Diseases that affect the lungs
Sometimes, damage to the lungs occurs from irritants, toxins, bacteria, or viruses. Common diseases affecting the lungs include:
- Asthma.Asthma is a long-term disease that affects the lungs. When someone has an "asthma attack," they can't fully expand their lungs to get the air in. Certain allergens and pollutants often trigger asthma attacks.
- COPD. COPD stands for chronic obstructive pulmonary disease. COPD is obstructive, and someone with this disease has difficulty getting air out and expelling waste gas. Chronic bronchitis and emphysema are two types of COPD. The most significant cause of COPD is smoking, although one in four people with COPD never smoked.
- COVID-19. Although scientists and researchers continue to learn the effects of COVID-19, we know that this virus can result in short- and long-term damage to the lungs, like pneumonia, acute respiratory distress syndrome (ARDS), and sepsis, which can have lasting effects on the lungs.
Each of these lung diseases causes shortness of breath, a symptom warning that your lungs aren't working correctly.
The importance of lung health
If you have COPD, asthma, or another lung disease, it's crucial to take steps to improve your lung function.
- Don't smoke. Toxins, like cigarette smoke, are within our control, and quitting smoking is a must.
- Avoid occupational health exposures. Occupational health exposures are common in some industries like factories and garages. And these exposures can cause long-term lung damage. Do your best to avoid these exposures or take the proper precautions to keep yourself safe.
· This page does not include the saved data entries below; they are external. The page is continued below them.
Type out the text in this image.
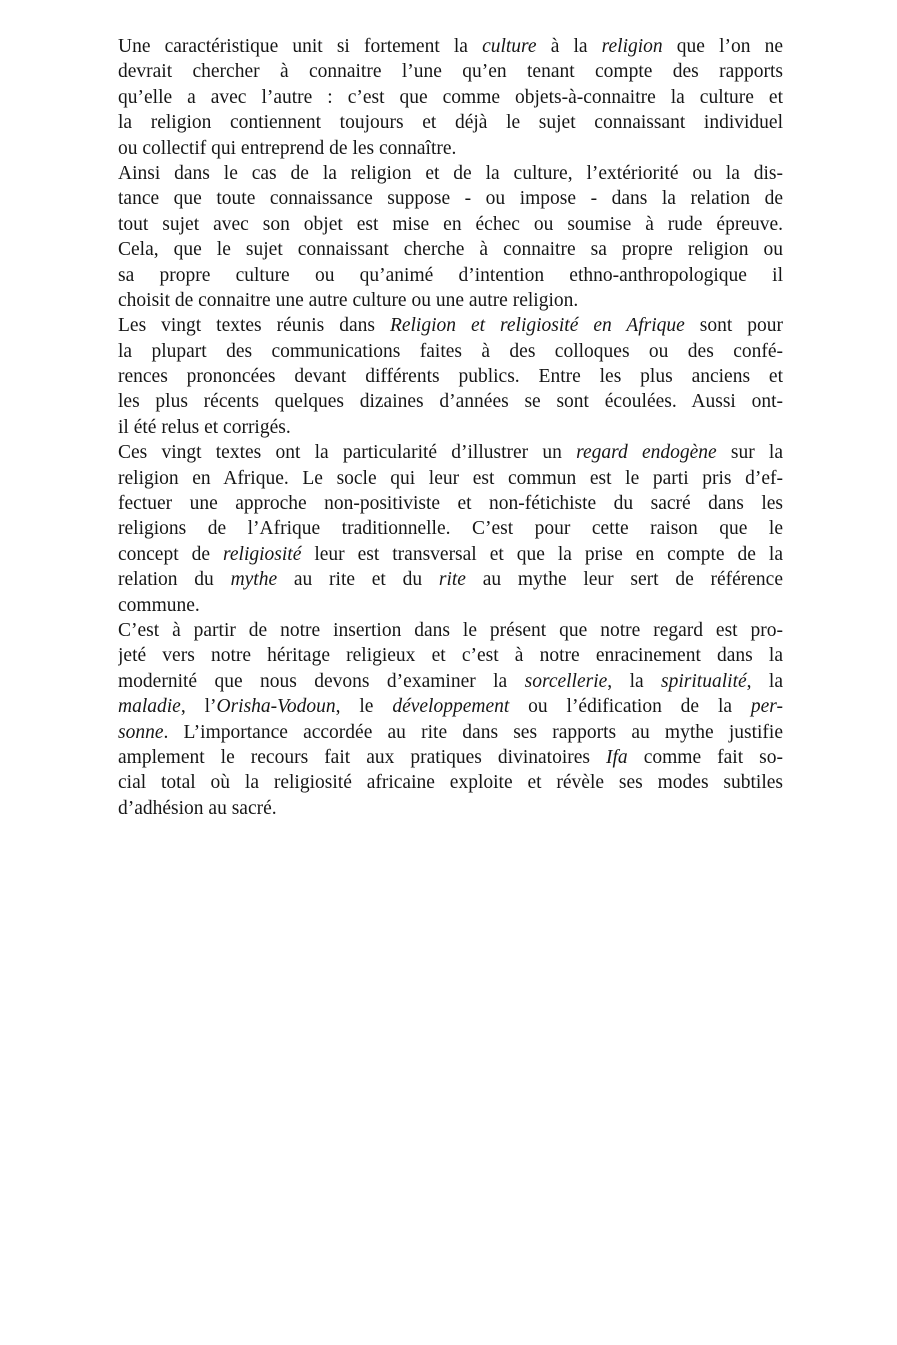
Une caractéristique unit si fortement la culture à la religion que l’on ne
devrait chercher à connaitre l’une qu’en tenant compte des rapports
qu’elle a avec l’autre : c’est que comme objets-à-connaitre la culture et
la religion contiennent toujours et déjà le sujet connaissant individuel
ou collectif qui entreprend de les connaître.
Ainsi dans le cas de la religion et de la culture, l’extériorité ou la dis-
tance que toute connaissance suppose - ou impose - dans la relation de
tout sujet avec son objet est mise en échec ou soumise à rude épreuve.
Cela, que le sujet connaissant cherche à connaitre sa propre religion ou
sa propre culture ou qu’animé d’intention ethno-anthropologique il
choisit de connaitre une autre culture ou une autre religion.
Les vingt textes réunis dans Religion et religiosité en Afrique sont pour
la plupart des communications faites à des colloques ou des confé-
rences prononcées devant différents publics. Entre les plus anciens et
les plus récents quelques dizaines d’années se sont écoulées. Aussi ont-
il été relus et corrigés.
Ces vingt textes ont la particularité d’illustrer un regard endogène sur la
religion en Afrique. Le socle qui leur est commun est le parti pris d’ef-
fectuer une approche non-positiviste et non-fétichiste du sacré dans les
religions de l’Afrique traditionnelle. C’est pour cette raison que le
concept de religiosité leur est transversal et que la prise en compte de la
relation du mythe au rite et du rite au mythe leur sert de référence
commune.
C’est à partir de notre insertion dans le présent que notre regard est pro-
jeté vers notre héritage religieux et c’est à notre enracinement dans la
modernité que nous devons d’examiner la sorcellerie, la spiritualité, la
maladie, l’Orisha-Vodoun, le développement ou l’édification de la per-
sonne. L’importance accordée au rite dans ses rapports au mythe justifie
amplement le recours fait aux pratiques divinatoires Ifa comme fait so-
cial total où la religiosité africaine exploite et révèle ses modes subtiles
d’adhésion au sacré.
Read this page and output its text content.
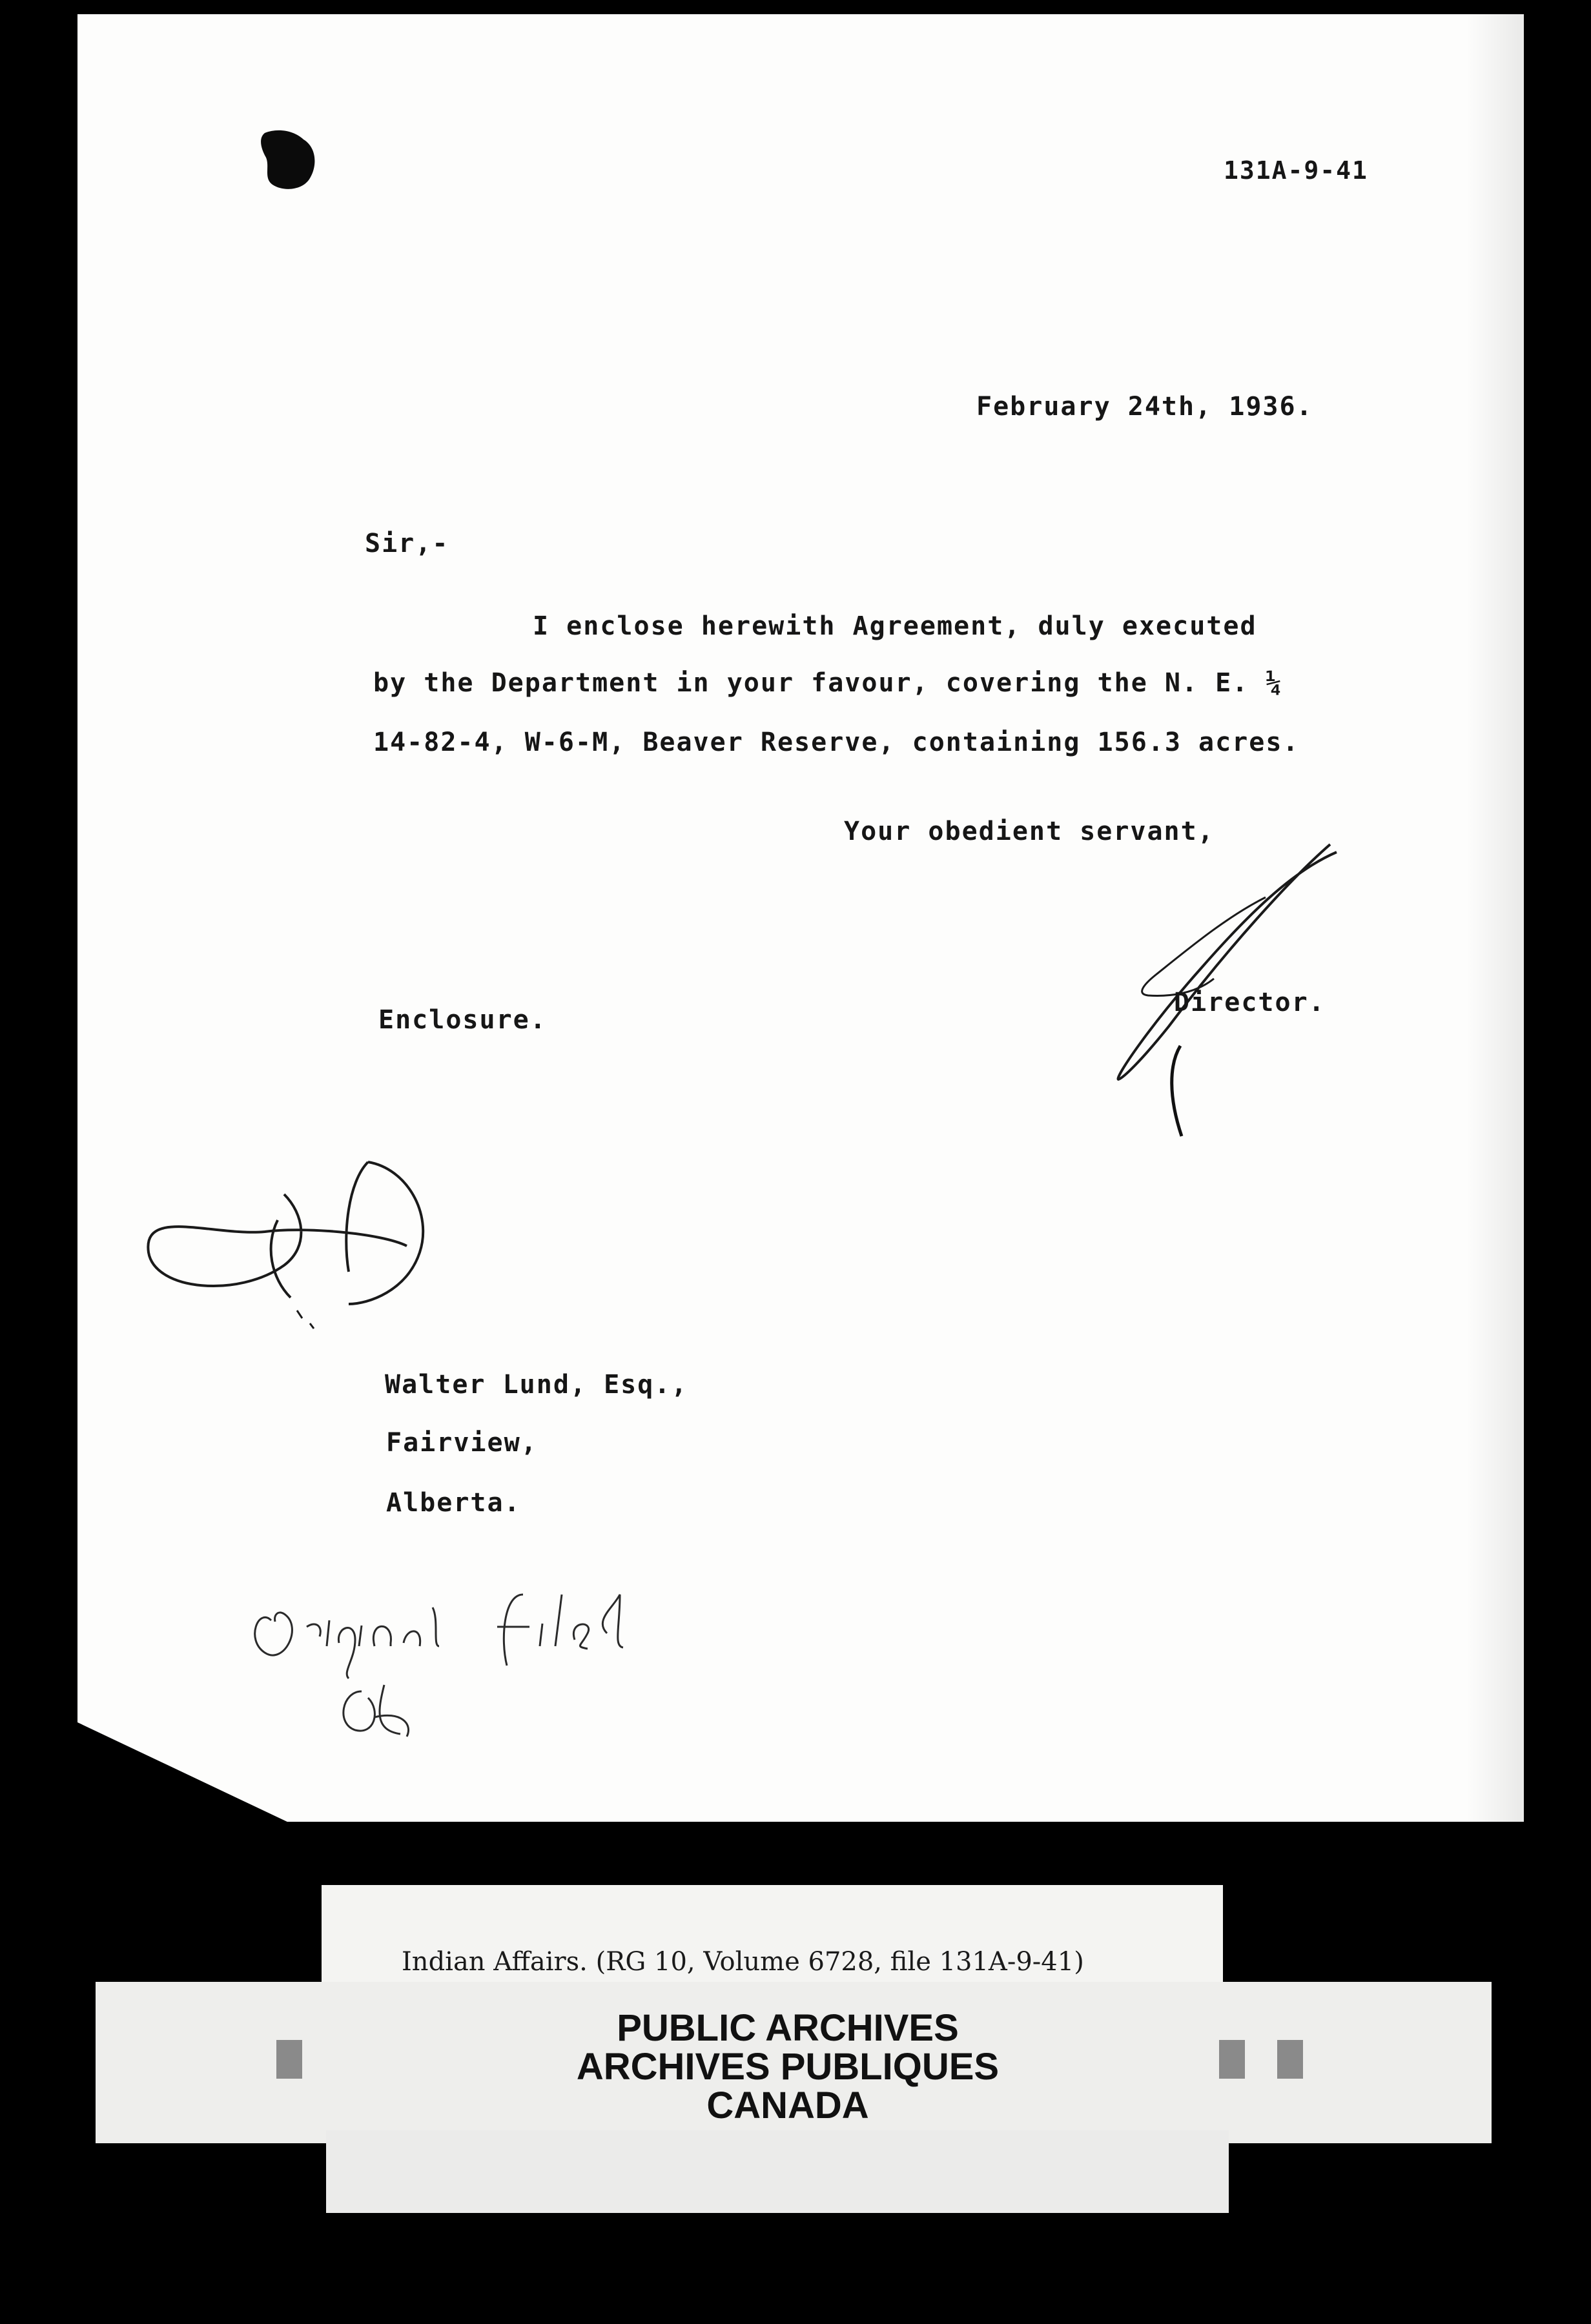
131A-9-41
February 24th, 1936.
Sir,-
I enclose herewith Agreement, duly executed
by the Department in your favour, covering the N. E. ¼
14-82-4, W-6-M, Beaver Reserve, containing 156.3 acres.
Your obedient servant,
Director.
Enclosure.
Walter Lund, Esq.,
Fairview,
Alberta.
Indian Affairs. (RG 10, Volume 6728, file 131A-9-41)
PUBLIC ARCHIVES
ARCHIVES PUBLIQUES
CANADA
- Exercise. Regular exercise makes your body and your lungs stronger. And over time, your muscles need less oxygen to move and will produce less carbon dioxide.
- Eat a balanced diet. Consuming the proper nutrients positively affects lung function and builds a robust immune system. The body requires oxygen to break down nutrients and produces carbon dioxide as waste. Since carbohydrates produce more carbon dioxide and use more oxygen than fats and proteins, some experts recommend that people with certain lung diseases (e.g., COPD) follow a low-carb diet.
- Understand your baseline lung function numbers. Pulmonary function testing paints a picture of your lung health, measuring how much air your lungs hold, how air moves in and out of your lungs, and how well your lungs oxygenate your body. Lung function tests act as a warning indicator for lung disease. Understanding your baseline lung function numbers helps you and your healthcare provider develop a treatment plan. Monitoring these numbers over time allows you to see trends and get your treatment adjusted accordingly.
Lung health is essential. Your lungs help keep you alive, so it’s critical you take care of them. Begin by monitoring yourself for symptoms like shortness of breath or a new cough and routinely seeing your healthcare provider. Ask your provider about lung function testing. A lung function test is a critical step to lung health; the earlier you receive a diagnosis, the sooner you'll start a treatment plan and be on your way to optimal lung health.